I'm interested in the G5 bows as well. However, I can't seem to find a dealer anywhere near where I live. The question I have is relative to smooth draw (I see comments about smooth draw in this thread). My shoulder is bad so I have gone to single cam bows as a result (and have not been disappointed either with performance or draw cycle), but I'm always interested in new bows. I see G5 makes single cam bows and would like to try them, but I wonder what the smooth draw cycle of the Primal really means relative to the smooth draw of a single cam bow? Just for reference, I currently shoot a Z7.


----------



## Atchison (Apr 15, 2009)

bow_hunter44 said:


> I'm interested in the G5 bows as well. However, I can't seem to find a dealer anywhere near where I live. The question I have is relative to smooth draw (I see comments about smooth draw in this thread). My shoulder is bad so I have gone to single cam bows as a result (and have not been disappointed either with performance or draw cycle), but I'm always interested in new bows. I see G5 makes single cam bows and would like to try them, but I wonder what the smooth draw cycle of the Primal really means relative to the smooth draw of a single cam bow? Just for reference, I currently shoot a Z7.


I actually preferred the draw of the primal to the z7, but I've never been a fan of single cams (I don't think they are smoother for some reason) My XPB which isn't as smooth as the primal is smoother than a 60lb single cam diamond black ice and thats at 65 or 66 lbs.


----------



## Txjourneyman (Dec 7, 2007)

Atchison said:


> I actually preferred the draw of the primal to the z7, but I've never been a fan of single cams (I don't think they are smoother for some reason) My XPB which isn't as smooth as the primal is smoother than a 60lb single cam diamond black ice and thats at 65 or 66 lbs.

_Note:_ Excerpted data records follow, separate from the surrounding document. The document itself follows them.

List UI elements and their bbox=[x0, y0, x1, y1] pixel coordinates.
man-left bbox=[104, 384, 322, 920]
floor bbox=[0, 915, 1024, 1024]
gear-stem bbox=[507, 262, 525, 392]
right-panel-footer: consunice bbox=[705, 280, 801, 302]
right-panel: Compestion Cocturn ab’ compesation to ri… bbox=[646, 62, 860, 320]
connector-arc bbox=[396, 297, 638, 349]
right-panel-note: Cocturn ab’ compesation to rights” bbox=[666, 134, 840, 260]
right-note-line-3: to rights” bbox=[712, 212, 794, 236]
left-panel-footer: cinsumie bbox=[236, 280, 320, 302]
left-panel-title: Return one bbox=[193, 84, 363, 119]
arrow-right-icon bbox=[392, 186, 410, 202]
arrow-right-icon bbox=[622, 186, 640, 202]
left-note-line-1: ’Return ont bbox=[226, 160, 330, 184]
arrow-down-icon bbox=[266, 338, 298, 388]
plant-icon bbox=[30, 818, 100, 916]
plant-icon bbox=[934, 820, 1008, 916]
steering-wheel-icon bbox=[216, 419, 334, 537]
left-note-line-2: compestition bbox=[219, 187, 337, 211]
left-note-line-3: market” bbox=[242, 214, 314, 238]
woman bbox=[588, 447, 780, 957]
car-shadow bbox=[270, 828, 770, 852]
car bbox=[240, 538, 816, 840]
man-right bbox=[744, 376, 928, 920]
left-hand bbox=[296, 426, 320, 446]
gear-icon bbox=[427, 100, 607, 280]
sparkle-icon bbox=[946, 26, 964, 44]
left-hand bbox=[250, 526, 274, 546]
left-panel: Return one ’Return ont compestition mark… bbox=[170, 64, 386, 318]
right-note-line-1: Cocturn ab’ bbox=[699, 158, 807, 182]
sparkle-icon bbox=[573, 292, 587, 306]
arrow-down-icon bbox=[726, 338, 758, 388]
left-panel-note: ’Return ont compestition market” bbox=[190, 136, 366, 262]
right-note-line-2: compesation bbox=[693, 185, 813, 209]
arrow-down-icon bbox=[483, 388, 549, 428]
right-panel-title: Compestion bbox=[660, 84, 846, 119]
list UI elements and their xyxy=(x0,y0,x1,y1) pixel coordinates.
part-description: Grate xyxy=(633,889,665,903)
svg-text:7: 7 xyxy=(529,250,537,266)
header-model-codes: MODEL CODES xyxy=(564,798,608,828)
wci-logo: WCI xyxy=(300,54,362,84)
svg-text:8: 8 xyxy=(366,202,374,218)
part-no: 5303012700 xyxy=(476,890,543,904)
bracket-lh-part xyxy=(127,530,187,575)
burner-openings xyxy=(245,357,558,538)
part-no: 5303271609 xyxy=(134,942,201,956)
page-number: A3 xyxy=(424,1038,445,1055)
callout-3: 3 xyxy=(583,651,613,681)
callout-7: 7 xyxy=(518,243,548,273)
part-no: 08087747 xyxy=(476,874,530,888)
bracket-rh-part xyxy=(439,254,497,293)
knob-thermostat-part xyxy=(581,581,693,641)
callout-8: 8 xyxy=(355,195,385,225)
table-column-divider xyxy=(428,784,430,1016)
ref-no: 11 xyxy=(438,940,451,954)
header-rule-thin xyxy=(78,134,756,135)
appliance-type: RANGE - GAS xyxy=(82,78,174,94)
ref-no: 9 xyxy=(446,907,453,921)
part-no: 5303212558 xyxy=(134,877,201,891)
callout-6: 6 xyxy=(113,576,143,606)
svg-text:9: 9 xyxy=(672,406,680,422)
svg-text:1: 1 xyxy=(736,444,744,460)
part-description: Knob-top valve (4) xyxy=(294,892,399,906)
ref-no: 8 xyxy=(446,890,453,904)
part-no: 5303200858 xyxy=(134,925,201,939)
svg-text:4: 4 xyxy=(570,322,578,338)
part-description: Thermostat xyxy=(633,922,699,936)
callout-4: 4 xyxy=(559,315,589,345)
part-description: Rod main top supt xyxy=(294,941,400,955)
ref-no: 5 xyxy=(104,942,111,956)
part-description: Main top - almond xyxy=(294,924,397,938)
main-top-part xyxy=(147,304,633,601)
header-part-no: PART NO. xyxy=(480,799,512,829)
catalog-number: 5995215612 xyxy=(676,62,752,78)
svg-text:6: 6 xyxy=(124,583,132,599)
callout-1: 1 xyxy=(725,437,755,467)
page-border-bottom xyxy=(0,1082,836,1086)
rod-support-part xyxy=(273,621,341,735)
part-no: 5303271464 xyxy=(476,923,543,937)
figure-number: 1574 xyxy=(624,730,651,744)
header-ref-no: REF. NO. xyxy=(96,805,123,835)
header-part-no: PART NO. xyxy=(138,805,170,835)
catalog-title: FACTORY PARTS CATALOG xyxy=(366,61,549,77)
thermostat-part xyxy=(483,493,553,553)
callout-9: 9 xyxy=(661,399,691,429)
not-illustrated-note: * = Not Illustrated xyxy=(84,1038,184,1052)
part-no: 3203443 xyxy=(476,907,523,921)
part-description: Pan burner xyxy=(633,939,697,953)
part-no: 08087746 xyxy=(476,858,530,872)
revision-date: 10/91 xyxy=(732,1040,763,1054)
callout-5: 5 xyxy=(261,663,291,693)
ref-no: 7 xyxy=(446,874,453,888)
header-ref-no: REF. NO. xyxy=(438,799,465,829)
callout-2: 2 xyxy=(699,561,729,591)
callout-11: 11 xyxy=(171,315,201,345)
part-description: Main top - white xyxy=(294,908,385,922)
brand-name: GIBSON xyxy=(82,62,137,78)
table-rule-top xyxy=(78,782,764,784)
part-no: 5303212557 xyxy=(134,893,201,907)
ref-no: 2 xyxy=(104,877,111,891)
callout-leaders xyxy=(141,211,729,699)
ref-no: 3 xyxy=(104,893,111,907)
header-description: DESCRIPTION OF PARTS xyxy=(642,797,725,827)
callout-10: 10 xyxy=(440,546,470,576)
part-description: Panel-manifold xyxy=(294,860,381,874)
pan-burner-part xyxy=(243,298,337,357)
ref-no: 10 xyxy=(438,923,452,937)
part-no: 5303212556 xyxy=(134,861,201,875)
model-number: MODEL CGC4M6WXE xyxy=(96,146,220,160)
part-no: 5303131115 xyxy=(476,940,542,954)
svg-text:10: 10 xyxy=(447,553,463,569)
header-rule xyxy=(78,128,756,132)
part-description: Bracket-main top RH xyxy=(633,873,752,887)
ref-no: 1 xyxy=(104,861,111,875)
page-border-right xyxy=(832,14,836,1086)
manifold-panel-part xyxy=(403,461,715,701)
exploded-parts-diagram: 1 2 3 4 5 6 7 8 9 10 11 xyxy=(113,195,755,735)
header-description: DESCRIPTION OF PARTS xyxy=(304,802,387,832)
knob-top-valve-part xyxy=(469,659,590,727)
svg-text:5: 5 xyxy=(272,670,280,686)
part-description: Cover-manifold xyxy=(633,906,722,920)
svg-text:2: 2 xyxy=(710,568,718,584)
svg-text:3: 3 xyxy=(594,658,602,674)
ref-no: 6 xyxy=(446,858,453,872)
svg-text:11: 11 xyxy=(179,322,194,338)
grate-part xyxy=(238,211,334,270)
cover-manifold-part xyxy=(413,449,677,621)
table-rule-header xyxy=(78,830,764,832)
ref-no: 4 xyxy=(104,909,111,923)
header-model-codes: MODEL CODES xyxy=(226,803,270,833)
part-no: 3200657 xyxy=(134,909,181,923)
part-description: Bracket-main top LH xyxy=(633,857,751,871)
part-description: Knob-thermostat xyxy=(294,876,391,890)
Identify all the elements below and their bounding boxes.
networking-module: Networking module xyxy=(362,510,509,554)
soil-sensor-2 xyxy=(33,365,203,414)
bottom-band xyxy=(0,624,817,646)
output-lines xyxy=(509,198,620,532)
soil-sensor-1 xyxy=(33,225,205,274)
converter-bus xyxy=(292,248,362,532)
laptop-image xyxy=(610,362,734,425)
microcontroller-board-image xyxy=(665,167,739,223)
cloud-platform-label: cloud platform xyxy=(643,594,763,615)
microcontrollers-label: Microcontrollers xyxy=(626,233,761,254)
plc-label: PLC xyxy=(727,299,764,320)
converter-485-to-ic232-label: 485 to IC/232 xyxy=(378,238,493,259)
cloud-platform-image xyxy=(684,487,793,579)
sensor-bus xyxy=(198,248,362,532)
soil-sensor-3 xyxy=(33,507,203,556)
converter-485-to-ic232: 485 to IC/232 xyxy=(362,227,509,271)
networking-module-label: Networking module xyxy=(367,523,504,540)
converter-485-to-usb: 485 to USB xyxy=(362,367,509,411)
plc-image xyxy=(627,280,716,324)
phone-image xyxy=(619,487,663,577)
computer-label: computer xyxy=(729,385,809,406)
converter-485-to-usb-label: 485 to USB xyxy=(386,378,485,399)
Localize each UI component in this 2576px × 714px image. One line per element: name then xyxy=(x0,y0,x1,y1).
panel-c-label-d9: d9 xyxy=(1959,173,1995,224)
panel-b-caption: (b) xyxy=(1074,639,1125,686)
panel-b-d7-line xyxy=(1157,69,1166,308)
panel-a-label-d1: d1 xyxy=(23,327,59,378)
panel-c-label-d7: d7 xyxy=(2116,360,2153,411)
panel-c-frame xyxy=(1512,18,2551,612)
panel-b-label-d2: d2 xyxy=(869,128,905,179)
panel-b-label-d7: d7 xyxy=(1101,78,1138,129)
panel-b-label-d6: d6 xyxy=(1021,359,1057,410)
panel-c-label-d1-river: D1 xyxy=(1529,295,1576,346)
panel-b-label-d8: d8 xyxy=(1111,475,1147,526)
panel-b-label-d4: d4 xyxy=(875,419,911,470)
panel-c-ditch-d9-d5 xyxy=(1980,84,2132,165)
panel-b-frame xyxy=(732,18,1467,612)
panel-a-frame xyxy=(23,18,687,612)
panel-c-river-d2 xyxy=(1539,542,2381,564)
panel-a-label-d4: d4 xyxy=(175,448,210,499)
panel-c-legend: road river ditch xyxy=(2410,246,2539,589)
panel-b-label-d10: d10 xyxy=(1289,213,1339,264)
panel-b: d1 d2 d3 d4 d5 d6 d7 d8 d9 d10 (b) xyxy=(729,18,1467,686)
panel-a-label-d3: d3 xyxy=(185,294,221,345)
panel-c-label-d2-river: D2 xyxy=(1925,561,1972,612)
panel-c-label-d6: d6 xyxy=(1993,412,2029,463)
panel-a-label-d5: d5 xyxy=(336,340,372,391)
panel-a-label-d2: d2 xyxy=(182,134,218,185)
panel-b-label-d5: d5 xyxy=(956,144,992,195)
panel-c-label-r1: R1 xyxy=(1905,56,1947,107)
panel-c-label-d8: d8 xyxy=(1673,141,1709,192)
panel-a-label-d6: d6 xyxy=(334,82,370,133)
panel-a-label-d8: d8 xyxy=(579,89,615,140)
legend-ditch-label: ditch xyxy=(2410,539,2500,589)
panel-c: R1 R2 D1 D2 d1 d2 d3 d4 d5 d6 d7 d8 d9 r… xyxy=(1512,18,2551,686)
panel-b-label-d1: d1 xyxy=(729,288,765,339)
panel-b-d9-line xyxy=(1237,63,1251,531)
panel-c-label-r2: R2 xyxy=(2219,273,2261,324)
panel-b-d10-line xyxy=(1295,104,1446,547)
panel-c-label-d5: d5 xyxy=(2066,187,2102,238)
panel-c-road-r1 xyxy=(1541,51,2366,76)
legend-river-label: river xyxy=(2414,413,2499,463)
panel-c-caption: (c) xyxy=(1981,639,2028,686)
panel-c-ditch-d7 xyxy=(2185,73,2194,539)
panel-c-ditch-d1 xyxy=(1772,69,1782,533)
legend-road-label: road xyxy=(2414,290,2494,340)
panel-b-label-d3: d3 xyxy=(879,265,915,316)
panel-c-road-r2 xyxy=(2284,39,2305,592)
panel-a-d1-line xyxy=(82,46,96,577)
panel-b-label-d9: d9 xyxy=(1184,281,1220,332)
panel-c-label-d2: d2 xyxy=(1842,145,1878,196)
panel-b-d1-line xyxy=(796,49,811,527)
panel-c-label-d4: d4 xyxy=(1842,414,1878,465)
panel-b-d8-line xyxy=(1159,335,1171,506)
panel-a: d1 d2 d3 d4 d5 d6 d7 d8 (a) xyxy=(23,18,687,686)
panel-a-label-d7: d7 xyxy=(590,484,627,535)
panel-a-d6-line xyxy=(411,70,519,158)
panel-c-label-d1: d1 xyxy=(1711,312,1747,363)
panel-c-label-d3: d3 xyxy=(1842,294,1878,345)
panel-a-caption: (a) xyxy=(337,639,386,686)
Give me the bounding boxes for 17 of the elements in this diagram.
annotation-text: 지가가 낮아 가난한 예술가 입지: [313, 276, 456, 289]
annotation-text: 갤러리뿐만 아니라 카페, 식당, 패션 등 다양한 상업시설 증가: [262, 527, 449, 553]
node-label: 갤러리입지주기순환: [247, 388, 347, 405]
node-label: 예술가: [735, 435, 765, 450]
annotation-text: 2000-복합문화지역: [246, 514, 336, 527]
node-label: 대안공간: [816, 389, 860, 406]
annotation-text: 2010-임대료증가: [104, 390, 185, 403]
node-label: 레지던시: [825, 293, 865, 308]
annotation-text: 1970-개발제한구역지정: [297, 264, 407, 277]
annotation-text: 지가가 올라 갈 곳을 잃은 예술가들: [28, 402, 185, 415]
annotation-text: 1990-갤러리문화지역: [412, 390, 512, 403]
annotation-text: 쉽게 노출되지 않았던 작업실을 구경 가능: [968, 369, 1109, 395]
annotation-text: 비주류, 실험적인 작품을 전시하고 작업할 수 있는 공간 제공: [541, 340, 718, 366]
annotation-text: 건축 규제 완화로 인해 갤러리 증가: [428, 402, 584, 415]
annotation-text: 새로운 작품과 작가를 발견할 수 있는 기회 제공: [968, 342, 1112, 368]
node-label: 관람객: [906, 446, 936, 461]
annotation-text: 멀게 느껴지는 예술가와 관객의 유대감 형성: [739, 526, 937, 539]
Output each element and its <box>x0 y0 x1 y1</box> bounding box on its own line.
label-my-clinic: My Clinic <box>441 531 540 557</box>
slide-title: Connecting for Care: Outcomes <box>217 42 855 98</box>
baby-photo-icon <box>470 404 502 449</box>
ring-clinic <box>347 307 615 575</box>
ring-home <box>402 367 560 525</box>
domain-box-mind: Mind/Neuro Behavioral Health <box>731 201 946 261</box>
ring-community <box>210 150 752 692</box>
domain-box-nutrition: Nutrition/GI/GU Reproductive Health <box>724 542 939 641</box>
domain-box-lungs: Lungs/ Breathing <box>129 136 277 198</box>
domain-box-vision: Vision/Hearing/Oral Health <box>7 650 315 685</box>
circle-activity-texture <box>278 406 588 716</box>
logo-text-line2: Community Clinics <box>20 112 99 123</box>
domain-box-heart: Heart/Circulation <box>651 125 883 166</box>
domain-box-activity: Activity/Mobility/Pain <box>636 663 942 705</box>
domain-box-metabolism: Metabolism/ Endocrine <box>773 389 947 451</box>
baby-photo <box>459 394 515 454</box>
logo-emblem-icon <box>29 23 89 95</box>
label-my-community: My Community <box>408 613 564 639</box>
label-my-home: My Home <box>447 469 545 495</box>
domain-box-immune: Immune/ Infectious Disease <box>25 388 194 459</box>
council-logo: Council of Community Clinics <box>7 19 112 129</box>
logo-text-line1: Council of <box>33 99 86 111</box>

 Thats how I felt comparing my Diamond Marquis to the Primal. The Primal just has a smoother draw to me. It is very linear, falls nicely to a short valley, and a rock solid back wall.
I'm glad I made the switch.


----------



## bow_hunter44 (Apr 20, 2007)

Thanks for the replies (regarding the smooth draw nature of the Primal). Now all I have to do is find a dealer, then find a dealer that has a lefty that I can take for a test drive.......


----------



## jb18 (Sep 21, 2009)

I tried the Primal at "Snow Panthers" shop. It is so smooth, quiet and so easy to shoot that I decided it will be my bow for next season...


----------



## thirdypointer (Jul 26, 2006)

I'm really impressed with these bows and will be carrying their whole line very soon. I think once people get over the whole "name brand" thing and see these bows for what they are instead of just a popular name, they would be the bow of 2010 due to the fact they give top quality features for alot less than the other companies- and their G-Fade looks very cool!:shade:


----------



## Mcgyver (May 3, 2010)

I am an old phart (60) and shot several bows before I made the choice. The Primal is the best bow I have ever shot or owned. Not to say that the Z7, Bengal, Black Ice, BowTech, Hoytt are bows I would not buy, I am not as young as I usta be and wanted fast, quiet, easy to shoot, good looking, accurate, and the primal in the 40-50 fit the bill. When I first shot it I could not believe that I shot as it was deadly quiet and fast as well as accurate. This was out of box and fine tuning is in process. I am shooting Beman ICS Hunter 8 gpi. Any better suggestions? The reviews are right and I can see why others guys are turning to this bow.


----------



## Skeeter 58 (Jan 25, 2009)

I purchased a Primal last week and let me tell ya, It's one nice bow esp for the money. Its fast, accurate, and the draw is as smooth as my 09 Z28. The grip is the best I have personally ever felt. The back wall is rock solid and the bow holds very well on target. The quality is very high as well. I plan on keeping this one for a long time to come.


----------